Akademisi dari Univesitas Nasional Ismail Rumadan menilai, penerbitan Peraturan Pemerintah Pengganti Undang-Undang (Perppu) Nomor 2 Tahun 2022 tentang Cipta Kerja merupakan sebuah pembodohan publik. Mengingat tidak ada alasan kegentingan sebagai persyaratan terbitnya perppu.
Menurut Ismail, pemerintah seakan tidak peduli dengan putusan Mahkamah Konstitusi (MK) untuk merevisi UU Cipta Kerja. Apalagi menurut MK, UU Cipta Kerja bertentangan dengan UUD 1945 atau inkonstitusional bersyarat.
"Putusan MK ini mengisyaratkan agar pemerintah mendapat kesempatan selama dua tahun untuk memperbaiki UU Ciptaker agar sesuai dengan UUD 1945," ujar Ismail di Jakarta, Minggu (1/1).

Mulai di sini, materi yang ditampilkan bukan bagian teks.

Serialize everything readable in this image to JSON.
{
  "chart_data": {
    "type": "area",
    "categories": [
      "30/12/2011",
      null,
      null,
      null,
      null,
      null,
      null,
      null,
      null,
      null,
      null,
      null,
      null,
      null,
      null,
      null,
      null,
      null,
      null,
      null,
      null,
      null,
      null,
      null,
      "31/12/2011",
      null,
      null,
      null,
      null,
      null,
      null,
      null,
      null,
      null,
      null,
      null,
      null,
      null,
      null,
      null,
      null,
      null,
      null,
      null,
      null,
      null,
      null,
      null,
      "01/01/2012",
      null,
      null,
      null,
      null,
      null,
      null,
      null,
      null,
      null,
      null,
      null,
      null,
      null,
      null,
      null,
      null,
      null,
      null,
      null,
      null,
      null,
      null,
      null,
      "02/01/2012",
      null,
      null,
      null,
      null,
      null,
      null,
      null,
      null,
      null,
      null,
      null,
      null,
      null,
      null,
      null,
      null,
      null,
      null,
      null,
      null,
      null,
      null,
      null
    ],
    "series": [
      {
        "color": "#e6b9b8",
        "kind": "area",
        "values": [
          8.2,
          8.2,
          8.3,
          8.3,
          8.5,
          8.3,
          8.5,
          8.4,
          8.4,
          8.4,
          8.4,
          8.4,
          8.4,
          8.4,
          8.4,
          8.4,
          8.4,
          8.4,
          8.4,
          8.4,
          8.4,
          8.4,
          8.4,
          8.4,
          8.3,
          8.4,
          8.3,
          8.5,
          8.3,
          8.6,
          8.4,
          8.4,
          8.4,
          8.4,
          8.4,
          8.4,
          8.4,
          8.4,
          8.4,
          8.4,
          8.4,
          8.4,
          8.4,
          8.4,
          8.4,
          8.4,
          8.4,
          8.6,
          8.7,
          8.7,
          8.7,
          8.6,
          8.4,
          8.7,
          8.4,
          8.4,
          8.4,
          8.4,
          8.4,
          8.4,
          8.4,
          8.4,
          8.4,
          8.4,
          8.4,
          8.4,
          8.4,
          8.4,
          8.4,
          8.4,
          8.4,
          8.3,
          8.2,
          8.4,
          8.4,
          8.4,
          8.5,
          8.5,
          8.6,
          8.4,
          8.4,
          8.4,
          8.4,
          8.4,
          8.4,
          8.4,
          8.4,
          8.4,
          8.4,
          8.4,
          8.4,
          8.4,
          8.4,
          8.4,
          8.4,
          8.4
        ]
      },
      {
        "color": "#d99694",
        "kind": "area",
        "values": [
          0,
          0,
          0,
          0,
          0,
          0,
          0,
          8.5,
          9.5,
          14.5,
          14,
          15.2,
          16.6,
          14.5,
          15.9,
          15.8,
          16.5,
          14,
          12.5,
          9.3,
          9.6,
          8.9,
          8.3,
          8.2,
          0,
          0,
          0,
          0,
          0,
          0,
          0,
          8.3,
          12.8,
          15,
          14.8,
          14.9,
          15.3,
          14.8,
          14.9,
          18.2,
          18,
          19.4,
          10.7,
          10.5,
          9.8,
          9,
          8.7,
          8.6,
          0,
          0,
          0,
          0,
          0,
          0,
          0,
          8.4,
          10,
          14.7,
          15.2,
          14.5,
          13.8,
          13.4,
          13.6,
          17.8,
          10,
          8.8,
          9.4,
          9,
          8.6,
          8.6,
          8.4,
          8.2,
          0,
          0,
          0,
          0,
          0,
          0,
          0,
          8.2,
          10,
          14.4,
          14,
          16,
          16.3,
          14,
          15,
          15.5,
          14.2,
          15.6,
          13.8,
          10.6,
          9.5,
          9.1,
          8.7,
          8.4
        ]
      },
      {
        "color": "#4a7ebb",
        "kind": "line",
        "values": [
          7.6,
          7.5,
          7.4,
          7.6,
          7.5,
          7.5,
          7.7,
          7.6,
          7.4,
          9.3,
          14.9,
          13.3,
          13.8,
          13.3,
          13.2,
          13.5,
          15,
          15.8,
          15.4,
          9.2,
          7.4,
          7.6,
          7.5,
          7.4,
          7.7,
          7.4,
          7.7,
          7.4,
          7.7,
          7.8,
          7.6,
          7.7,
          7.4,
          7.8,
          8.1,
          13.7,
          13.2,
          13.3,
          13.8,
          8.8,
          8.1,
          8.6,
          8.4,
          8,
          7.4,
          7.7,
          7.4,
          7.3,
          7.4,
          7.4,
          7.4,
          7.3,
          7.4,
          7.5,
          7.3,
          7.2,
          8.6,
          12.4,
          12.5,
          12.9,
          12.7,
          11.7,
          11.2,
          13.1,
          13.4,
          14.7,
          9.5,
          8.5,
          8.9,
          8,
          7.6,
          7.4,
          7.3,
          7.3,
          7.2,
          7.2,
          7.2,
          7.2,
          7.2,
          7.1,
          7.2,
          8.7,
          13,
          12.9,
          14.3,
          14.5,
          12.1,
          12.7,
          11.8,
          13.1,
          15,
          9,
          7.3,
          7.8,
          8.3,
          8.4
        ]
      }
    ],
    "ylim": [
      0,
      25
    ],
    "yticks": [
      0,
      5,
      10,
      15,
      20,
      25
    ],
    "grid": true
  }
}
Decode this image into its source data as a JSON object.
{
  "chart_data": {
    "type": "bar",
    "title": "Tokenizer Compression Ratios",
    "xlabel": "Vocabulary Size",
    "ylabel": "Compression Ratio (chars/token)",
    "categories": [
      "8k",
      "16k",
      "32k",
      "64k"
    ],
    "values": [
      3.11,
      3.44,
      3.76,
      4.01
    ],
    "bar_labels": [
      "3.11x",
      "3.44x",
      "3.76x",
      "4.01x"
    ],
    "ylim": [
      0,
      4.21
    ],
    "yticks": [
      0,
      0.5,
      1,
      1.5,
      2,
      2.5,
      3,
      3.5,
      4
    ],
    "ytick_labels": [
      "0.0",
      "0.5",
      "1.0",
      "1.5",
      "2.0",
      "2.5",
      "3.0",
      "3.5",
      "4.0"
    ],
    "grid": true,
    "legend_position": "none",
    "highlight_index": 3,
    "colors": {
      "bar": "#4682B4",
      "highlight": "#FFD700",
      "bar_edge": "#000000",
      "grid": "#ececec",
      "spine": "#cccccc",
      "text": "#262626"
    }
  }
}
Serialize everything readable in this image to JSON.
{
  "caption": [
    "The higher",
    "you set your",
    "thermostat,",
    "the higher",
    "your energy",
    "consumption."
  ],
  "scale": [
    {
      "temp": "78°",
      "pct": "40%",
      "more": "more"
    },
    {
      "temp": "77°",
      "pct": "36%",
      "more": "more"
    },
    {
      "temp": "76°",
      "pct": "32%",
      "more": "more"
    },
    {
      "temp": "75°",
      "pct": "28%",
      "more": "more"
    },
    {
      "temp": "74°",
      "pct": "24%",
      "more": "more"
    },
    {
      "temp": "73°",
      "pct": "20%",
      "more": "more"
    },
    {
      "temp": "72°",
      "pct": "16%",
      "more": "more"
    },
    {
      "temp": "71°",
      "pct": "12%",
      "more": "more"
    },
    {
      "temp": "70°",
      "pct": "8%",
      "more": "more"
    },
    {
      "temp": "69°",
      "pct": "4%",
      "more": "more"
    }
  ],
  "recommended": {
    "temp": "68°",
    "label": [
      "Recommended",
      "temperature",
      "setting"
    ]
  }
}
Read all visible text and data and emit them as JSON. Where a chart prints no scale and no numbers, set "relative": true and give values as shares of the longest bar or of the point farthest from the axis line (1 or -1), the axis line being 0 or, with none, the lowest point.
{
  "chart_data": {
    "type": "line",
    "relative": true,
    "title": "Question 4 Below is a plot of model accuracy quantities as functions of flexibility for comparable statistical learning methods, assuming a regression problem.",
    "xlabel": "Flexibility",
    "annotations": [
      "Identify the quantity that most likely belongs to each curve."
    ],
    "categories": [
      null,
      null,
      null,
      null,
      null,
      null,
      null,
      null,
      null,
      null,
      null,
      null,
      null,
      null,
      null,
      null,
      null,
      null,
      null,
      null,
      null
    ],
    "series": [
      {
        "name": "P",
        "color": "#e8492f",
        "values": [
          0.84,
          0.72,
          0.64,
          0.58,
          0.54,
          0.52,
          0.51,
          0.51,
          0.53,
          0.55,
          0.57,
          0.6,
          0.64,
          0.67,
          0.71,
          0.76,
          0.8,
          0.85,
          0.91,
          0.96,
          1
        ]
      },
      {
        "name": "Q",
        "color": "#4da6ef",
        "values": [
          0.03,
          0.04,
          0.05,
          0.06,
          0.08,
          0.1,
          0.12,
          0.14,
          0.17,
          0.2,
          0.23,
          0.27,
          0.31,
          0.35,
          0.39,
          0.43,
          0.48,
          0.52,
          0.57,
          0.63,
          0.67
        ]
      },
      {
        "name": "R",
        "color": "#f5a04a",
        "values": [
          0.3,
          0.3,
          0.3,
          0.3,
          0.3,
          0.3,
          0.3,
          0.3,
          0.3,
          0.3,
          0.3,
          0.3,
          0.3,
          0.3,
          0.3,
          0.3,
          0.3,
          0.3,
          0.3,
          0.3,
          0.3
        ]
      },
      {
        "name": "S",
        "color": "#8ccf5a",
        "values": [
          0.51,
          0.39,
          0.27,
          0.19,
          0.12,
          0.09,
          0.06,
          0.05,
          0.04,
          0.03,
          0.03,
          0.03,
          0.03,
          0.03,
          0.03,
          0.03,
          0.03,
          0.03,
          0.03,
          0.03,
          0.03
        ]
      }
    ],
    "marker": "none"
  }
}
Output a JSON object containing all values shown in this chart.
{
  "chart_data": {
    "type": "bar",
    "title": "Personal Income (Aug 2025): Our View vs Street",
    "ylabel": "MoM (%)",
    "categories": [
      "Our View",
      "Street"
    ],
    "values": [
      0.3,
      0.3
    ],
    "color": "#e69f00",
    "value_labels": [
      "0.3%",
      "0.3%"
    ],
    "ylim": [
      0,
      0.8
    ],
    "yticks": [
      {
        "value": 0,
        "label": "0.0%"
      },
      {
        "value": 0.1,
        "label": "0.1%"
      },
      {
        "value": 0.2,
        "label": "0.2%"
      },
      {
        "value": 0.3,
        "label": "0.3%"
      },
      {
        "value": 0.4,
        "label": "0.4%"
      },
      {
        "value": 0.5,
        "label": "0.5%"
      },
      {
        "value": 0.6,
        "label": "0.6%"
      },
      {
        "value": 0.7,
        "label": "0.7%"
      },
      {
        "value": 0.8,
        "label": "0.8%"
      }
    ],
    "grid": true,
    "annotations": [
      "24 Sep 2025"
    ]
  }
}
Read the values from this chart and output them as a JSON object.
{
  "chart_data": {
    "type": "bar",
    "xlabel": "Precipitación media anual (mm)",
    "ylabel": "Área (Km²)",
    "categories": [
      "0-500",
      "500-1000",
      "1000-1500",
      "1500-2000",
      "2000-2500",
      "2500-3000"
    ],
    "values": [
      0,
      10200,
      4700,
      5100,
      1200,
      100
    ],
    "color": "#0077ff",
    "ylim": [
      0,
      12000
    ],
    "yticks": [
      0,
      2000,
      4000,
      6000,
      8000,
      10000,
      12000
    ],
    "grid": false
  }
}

Tetapi yang terjadi, kata Ismail, perintah putusan MK tidak diindahkan oleh pemerintah dan malah menerbitkan perppu sebagai peraturan pengganti UU Cipta Kerja. Pemerintah berdalih adanya keadaan darutan yang disandarkan pada perang Ukraina-Rusia.
"Apa hubungannya ya? Ini alasan yang sunggu memberikan pelajaran yang keliru bagi publik. Publik seakan merasa dibodohi oleh pemerintah dengan logika yang menyesatkan dalam penerbitan perppu tersebut," ucap Ketua Umum Pemuda ICMI ini.
Sementara itu, Asosiasi Serikat Pekerja Indonesia (Aspek Indonesia) dalam refleksi akhir 2022 menyampaikan, dampak buruk Omnibus Law Undang Undang Cipta Kerja, terus menyasar dan memiskinkan kelas pekerja dan rakyat Indonesia.
Aspek Indonesia menilai, pemerintah belum bersungguh-sungguh dalam malaksanakan amanat Undang Undang Dasar (UUD) 1945.
Terkait perjuangan upah minimum misalnya, Kementerian Ketenagakerjaan, telah mengumumkan rata-rata kenaikan Upah Minimum Provinsi (UMP) 2022 sebesar 1,09% jauh di bawah inflasi ataupun pertumbuhan ekonomi.
Pemerintah menetapkan kenaikan upah minimum berdasarkan Peraturan Pemerintah (PP) Nomor 36 Tahun 2021 tentang Pengupahan, yang merupakan aturan turunan dari Undang-Undang (UU) Nomor 11 Tahun 2020 tentang Cipta Kerja.
Namun, dalam PP Nomor 36 Tahun 2021 tentang Pengupahan, ada tambahan formula baru yang ditetapkan sepihak oleh pemerintah, yang tidak diatur dalam UU Cipta Kerja, yaitu penyesuaian nilai upah minimum ditetapkan dalam rentang nilai batas atas dan batas bawah.
Kenaikan upah minimum 2022 hasilnya justru di bawah inflasi ataupun pertumbuhan ekonomi. Padahal, berdasarkan data Badan Pusat Statistik (BPS), pertumbuhan ekonomi tertinggi didapat oleh Maluku Utara dengan kenaikan 12,76%, dan inflasi tertinggi adalah Bangka Belitung 3,29%.
Aspek Indonesia juga mengkritisi hilangnya ketentuan Upah Minimum Sektoral provinsi dan kabupaten/kota, sebagai dampak buruk UU Cipta Kerja.
Aspek Indonesia juga mencatat selama 2022, banyak terjadi pemutusan hubungan kerja yang dilakukan secara sepihak oleh perusahaan. UU Cipta Kerja yang telah memudahkan pemutusan hubungan kerja (PHK) dengan kompensasi pesangon yang jauh lebih sedikit dibandingkan ketentuan dalam UU Ketenagakerjaan, telah berdampak pada terjadinya badai PHK massal di seluruh Indonesia, dengan dalih efisiensi perusahaan.
"Semakin mudahnya sistem kerja outsourcing dan sistem kerja kontrak hingga seumur hidup, telah menghilangkan jaminan kepastian pekerjaan, jaminan kepastian upah dan jaminan sosial bagi seluruh rakyat Indonesia," kata Presiden Aspek Indonesia Mirah Sumirat, dalam keterangan pers, Minggu.